Emma sarebbe tornata volentieri in palestra, ma sospettava che Mark fosse ancora lì, e non voleva mettersi a discutere con lui, così si era diretta in maniera spedita verso la sua stanza. Davanti la porta c'era Church, che agitava inquieto la coda e fissava la maniglia, come sperando si aprisse da sola.
"Non sono dell'umore giusto, Church, vai via," borbottò, scacciandolo con la punta del piede. Lui, in risposta, miagolò e le girò attorno le gambe. La ragazza sospirò, prendendolo in braccio e aprendo la porta borbottando tra sé e sé – e il gatto. Appena sollevò lo sguardo, si bloccò.
"Ty!" esclamò, più colpita che spaventata. Il ragazzino, seduto a terra con un libro sulle gambe, sollevò lo sguardo e strinse le labbra.
"La tua è la stanza più tranquilla" dichiarò a mezza voce. Emma lasciò andare Church che si avvicinò al minore e gli strofinò il muso sulla gamba, facendo inarcare le sopracciglia della bionda. Quel gatto sembrava odiare tutti.

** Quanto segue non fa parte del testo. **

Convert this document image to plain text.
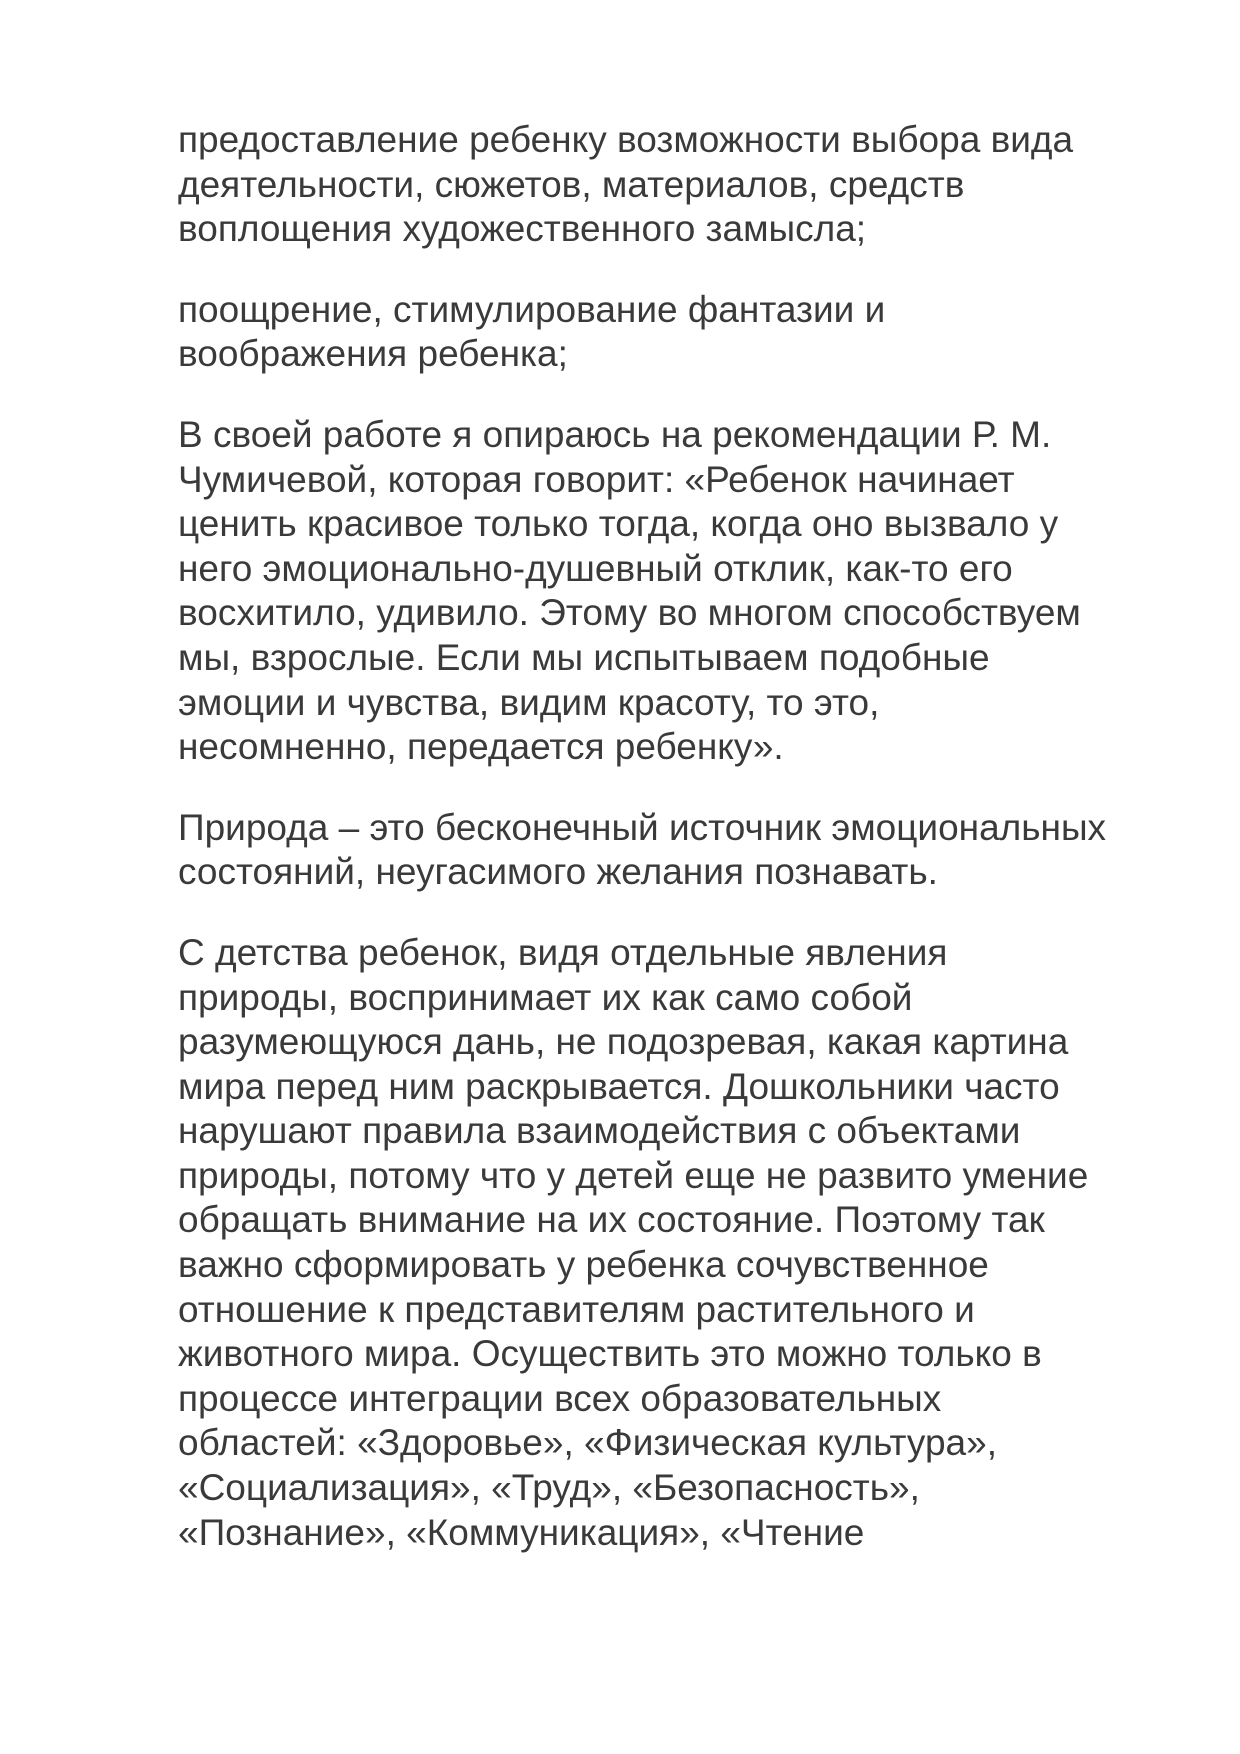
предоставление ребенку возможности выбора вида
деятельности, сюжетов, материалов, средств
воплощения художественного замысла;

поощрение, стимулирование фантазии и
воображения ребенка;

В своей работе я опираюсь на рекомендации Р. М.
Чумичевой, которая говорит: «Ребенок начинает
ценить красивое только тогда, когда оно вызвало у
него эмоционально-душевный отклик, как-то его
восхитило, удивило. Этому во многом способствуем
мы, взрослые. Если мы испытываем подобные
эмоции и чувства, видим красоту, то это,
несомненно, передается ребенку».

Природа – это бесконечный источник эмоциональных
состояний, неугасимого желания познавать.

С детства ребенок, видя отдельные явления
природы, воспринимает их как само собой
разумеющуюся дань, не подозревая, какая картина
мира перед ним раскрывается. Дошкольники часто
нарушают правила взаимодействия с объектами
природы, потому что у детей еще не развито умение
обращать внимание на их состояние. Поэтому так
важно сформировать у ребенка сочувственное
отношение к представителям растительного и
животного мира. Осуществить это можно только в
процессе интеграции всех образовательных
областей: «Здоровье», «Физическая культура»,
«Социализация», «Труд», «Безопасность»,
«Познание», «Коммуникация», «Чтение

"Non sei il primo a dirmelo," rispose lei con un sorriso, avvicinandosi e sedendosi al suo fianco. "Ecco perché l'ho scelta," aggiunse, strizzando l'occhio. Lui accennò un mezzo sorrisetto, quindi tornò a guardare il suo libro. Rimasero in silenzio qualche istante, poi Ty lasciò ricadere il capo contro la spalla della ragazza, socchiudendo appena gli occhi.
"Se tu fossi stata con noi avresti fermato Malcolm, non è vero?" le domandò in un sussurro. Emma si morse il labbro inferiore, voltando il capo verso di lui.

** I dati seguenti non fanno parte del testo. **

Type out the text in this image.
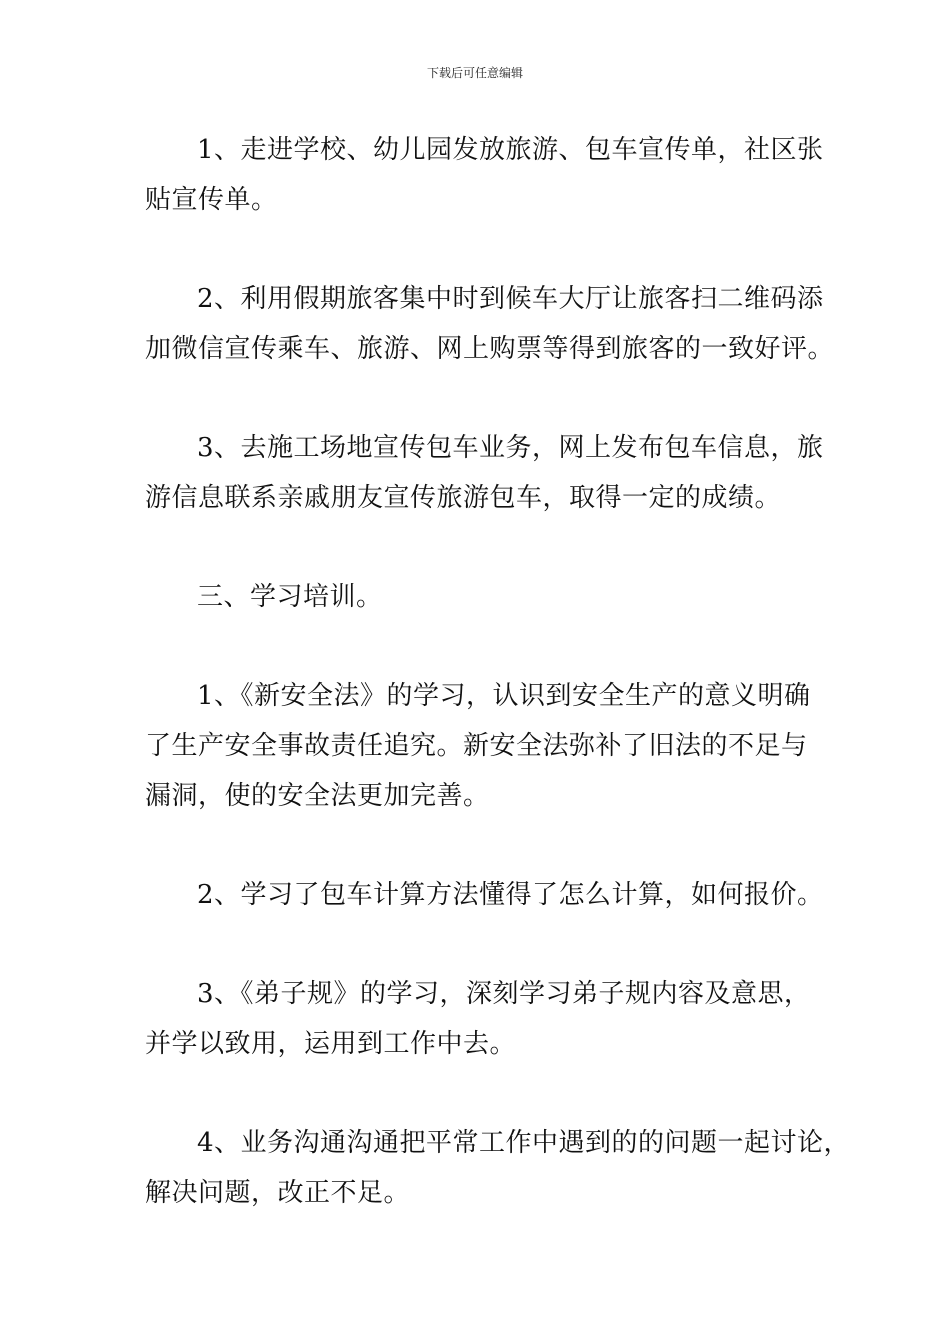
下载后可任意编辑
1、走进学校、幼儿园发放旅游、包车宣传单，社区张
贴宣传单。
2、利用假期旅客集中时到候车大厅让旅客扫二维码添
加微信宣传乘车、旅游、网上购票等得到旅客的一致好评。
3、去施工场地宣传包车业务，网上发布包车信息，旅
游信息联系亲戚朋友宣传旅游包车，取得一定的成绩。
三、学习培训。
1、《新安全法》的学习，认识到安全生产的意义明确
了生产安全事故责任追究。新安全法弥补了旧法的不足与
漏洞，使的安全法更加完善。
2、学习了包车计算方法懂得了怎么计算，如何报价。
3、《弟子规》的学习，深刻学习弟子规内容及意思，
并学以致用，运用到工作中去。
4、业务沟通沟通把平常工作中遇到的的问题一起讨论，
解决问题，改正不足。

"Siete troppo severi con vostro fratello, soprattutto tu Ty-Ty," replicò, passandogli il braccio attorno le spalle e stringendolo dolcemente a sé. Aveva imparato, grazie ad Alec, che era semplice stringere a sé una persona per confortarla. "Avete fatto tutti il possibile, e Jules non voleva assolutamente che una cosa simile accadesse a Tavvy," continuò, accarezzandogli lentamente i capelli. "Ma si sta già incolpando da solo, voi dovreste convincerlo del contrario. La colpa è di Malcolm, non vostra né sua," terminò, lasciandogli un delicato bacio sulla fronte.
"Non è solo questo, si comporta in maniera diversa ultimamente," mugugnò, mentre il libro gli scivolava dalle gambe.
"Vorrebbe essere vostro fratello, ma è stato costretto a comportarsi da padre per questi cinque anni," gli disse dolcemente. Non era compito suo farlo, lo sapeva, ma si sentiva in dovere verso Julian. Perché? Lui non l'aveva forse mandata via? Non aveva fatto sì che lei si ritrovasse da sola lì? Non era compito suo difenderlo.
"Se ci fossi stata tu magari sarebbe stato più semplice, per lui e per noi," continuò Ty. Emma sospirò, sollevando lo sguardo verso la finestra e puntandolo verso l'esterno: senza che se ne accorgesse, si era fatto buio.
"Ty, tutto quello che Julian ha fatto lo ha fatto per voi. Avermi in mezzo magari non gli sarebbe stato d'aiuto per seguire voi, capisci che intendo?" Emma aveva parlato così gentilmente solo con Max e Rafe; solitamente non era così. Ty annuì appena, ed Emma si rese conto che aveva socchiuso gli occhi, sul punto di addormentarsi. "Jules vi vuole bene, Ty-Ty, ve ne vorrà sempre," aggiunse in un sussurro, sfiorandogli nuovamente la fronte con le labbra.
Le erano mancati così tanto tutti quanti che non ebbe il cuore di muoversi per portarlo nella sua stanza. Lo lasciò riposare tra le sue braccia per qualche minuto, osservando i tratti così differenti dai suoi fratelli: aveva i capelli neri, seppure arricciati come gli altri Blackthorn, e dietro le palpebre tremolanti le iridi scintillavano di un chiaro grigio. Non somigliava per nulla a Livvy, con i suoi tratti spigolosi.
Sobbalzò, sentendosi sfiorare il braccio. G-R-A-Z-I-E. Si voltò con un piccolo sorriso sulle labbra, e incontrò immediatamente lo sguardo di Julian seduto al suo fianco. Nella penombra, i suoi occhi sembravano ancora più luminosi.
"Figurati," mormorò in risposta, prima di reclinare il capo all'indietro, posandolo contro il materasso.
Julian rimase qualche altro istante a osservarla, quindi avvicinò nuovamente le dita alla sua pelle, tracciandovi le lettere rapidamente, con dolcezza. M-I-D-I-S-P-I-A-C-E.